The content largely reiterates information already available in numerous recent reviews addressing PDX models, therapeutic resistance, organoids, genetically engineered mouse models (GEMMs), and humanized systems. The revisions do not substantially increase the originality of the manuscript.
We meticulously reviewed the literature and picked all important data from previous literature. Our manuscript is pioneer in discussing PDX and cancer resistance in general.
Limited coverage of the literature
The manuscript relies on a relatively small number of studies considering the breadth and complexity of the topic. The literature coverage remains insufficient to support a comprehensive state-of-the-art review. Several recent advances in PDX-based precision oncology, humanized PDX platforms, multi-omics integration, and next-generation translational models are not discussed in adequate depth.
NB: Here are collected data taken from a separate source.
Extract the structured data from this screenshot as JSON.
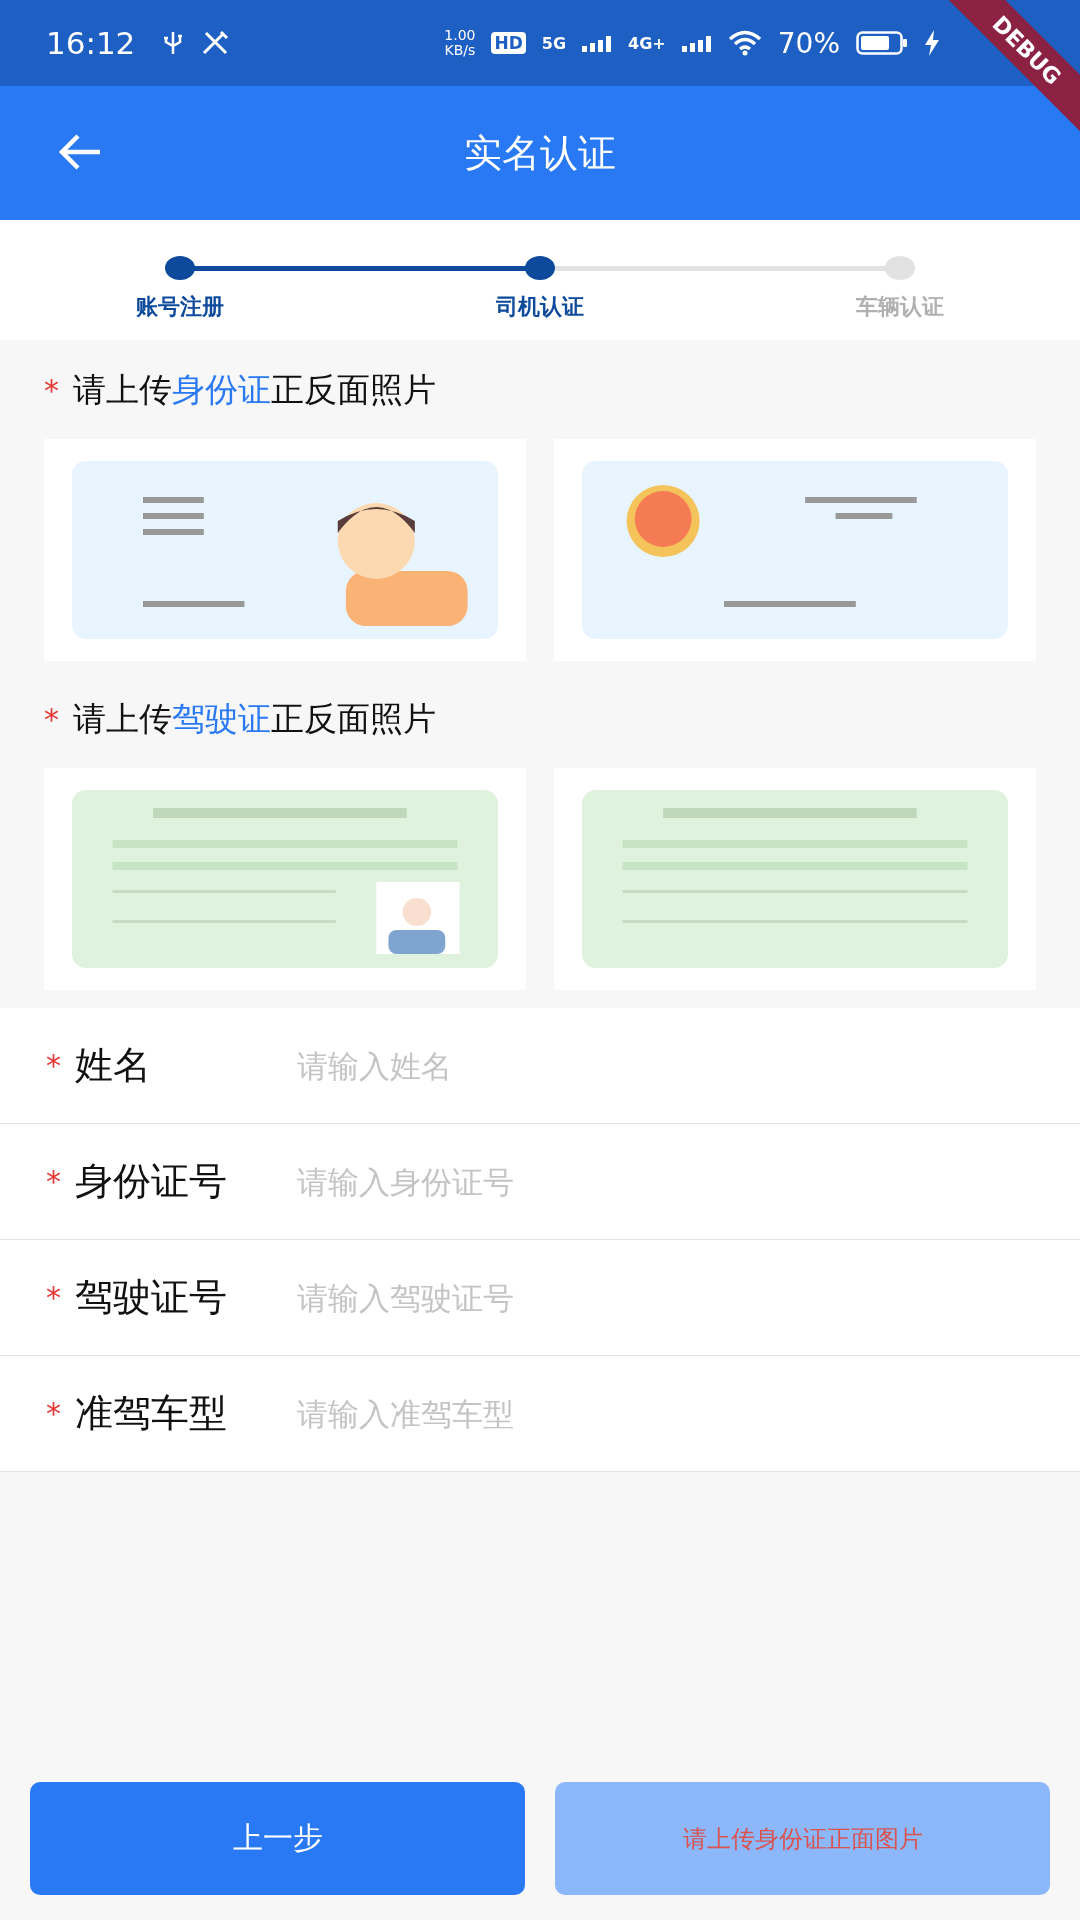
{
  "status_bar": {
    "time": "16:12",
    "speed_value": "1.00",
    "speed_unit": "KB/s",
    "hd": "HD",
    "network_1": "5G",
    "network_2": "4G+",
    "battery": "70%"
  },
  "debug_banner": "DEBUG",
  "app_bar": {
    "title": "实名认证"
  },
  "steps": [
    {
      "label": "账号注册",
      "completed": true
    },
    {
      "label": "司机认证",
      "completed": true
    },
    {
      "label": "车辆认证",
      "completed": false
    }
  ],
  "upload_sections": [
    {
      "required_mark": "*",
      "prefix": "请上传",
      "highlight": "身份证",
      "suffix": "正反面照片"
    },
    {
      "required_mark": "*",
      "prefix": "请上传",
      "highlight": "驾驶证",
      "suffix": "正反面照片"
    }
  ],
  "form_fields": [
    {
      "required_mark": "*",
      "label": "姓名",
      "placeholder": "请输入姓名"
    },
    {
      "required_mark": "*",
      "label": "身份证号",
      "placeholder": "请输入身份证号"
    },
    {
      "required_mark": "*",
      "label": "驾驶证号",
      "placeholder": "请输入驾驶证号"
    },
    {
      "required_mark": "*",
      "label": "准驾车型",
      "placeholder": "请输入准驾车型"
    }
  ],
  "buttons": [
    {
      "label": "上一步",
      "disabled": false
    },
    {
      "label": "请上传身份证正面图片",
      "disabled": true
    }
  ]
}
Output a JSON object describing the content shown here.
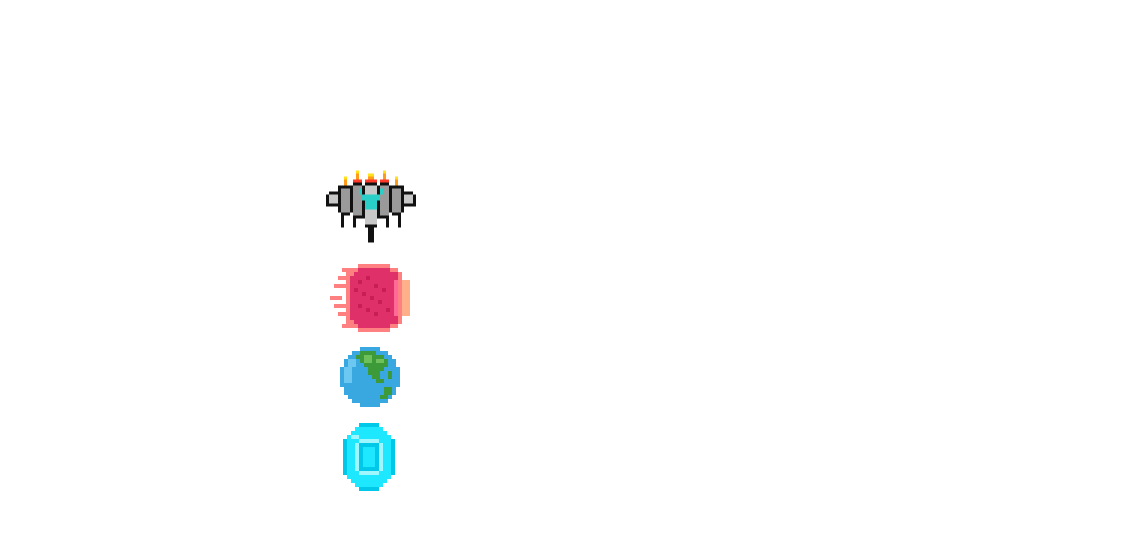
{
  "scene": {
    "background": "#ffffff",
    "sprites": [
      {
        "id": "ship",
        "name": "spaceship-icon",
        "description_color": "#9e9e9e"
      },
      {
        "id": "meteor",
        "name": "meteor-icon",
        "description_color": "#e0306a"
      },
      {
        "id": "earth",
        "name": "earth-planet-icon",
        "description_color": "#3aa8e0"
      },
      {
        "id": "gem",
        "name": "cyan-crystal-icon",
        "description_color": "#1ee8ff"
      }
    ]
  },
  "palette": {
    "outline": "#111111",
    "hull": "#9a9a9a",
    "hull_light": "#c8c8c8",
    "cockpit": "#2ad0c8",
    "flame_red": "#ff3a2a",
    "flame_orange": "#ff9a1a",
    "flame_yellow": "#ffe21a",
    "meteor_core": "#e0306a",
    "meteor_dark": "#c81e55",
    "meteor_glow": "#ff8080",
    "meteor_edge": "#ffb08a",
    "ocean": "#3aa8e0",
    "ocean_light": "#6cc8f0",
    "land": "#3c9a38",
    "land_light": "#6ec05a",
    "gem_light": "#9ff6ff",
    "gem_mid": "#1ee8ff",
    "gem_dark": "#00c8e8"
  }
}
We screened again the literature and added fourteen new articles which are important in the field. Additionally, mirroring the latest news, we incorporated data about pancreatic cancer resistance research, and all the modern platforms and models.
Lack of mechanistic depth
The central theme of therapeutic resistance requires deeper mechanistic exploration. The manuscript still focuses primarily on descriptive aspects of model systems rather than on analyzing the biological mechanisms driving resistance and how PDX models contribute to their investigation.
As therapy resistance is a complex and yet largely unveiled field, we focused on data already obtained, mechanisms and strategies already proved experimentally. This includes the biological mechanisms in each cancer types that were so far explored.
Author Response File:
Author Response.docx
Round 3
Reviewer 3 Report
Comments and Suggestions for AuthorsI thank the authors for addressing most of the observations made in previous versions of the manuscript. After reviewing the new version, I believe the work has undergone a substantial improvement in both its structure and scientific content.
There is a significant improvement in the contextualization of the mechanisms of therapeutic resistance, significantly strengthening the manuscript's conceptual foundation.
Furthermore, although the addition of new bibliography is limited to 14 additional references, the authors successfully integrated these references with the restructuring of the manuscript's narrative, resulting in a more solid and coherent scientific context.
This is reflected in the shift from a descriptive narrative to a more critical discussion, increasing the manuscript's academic value.
Therefore, I recommend publishing the current manuscript after correcting minor editorial errors.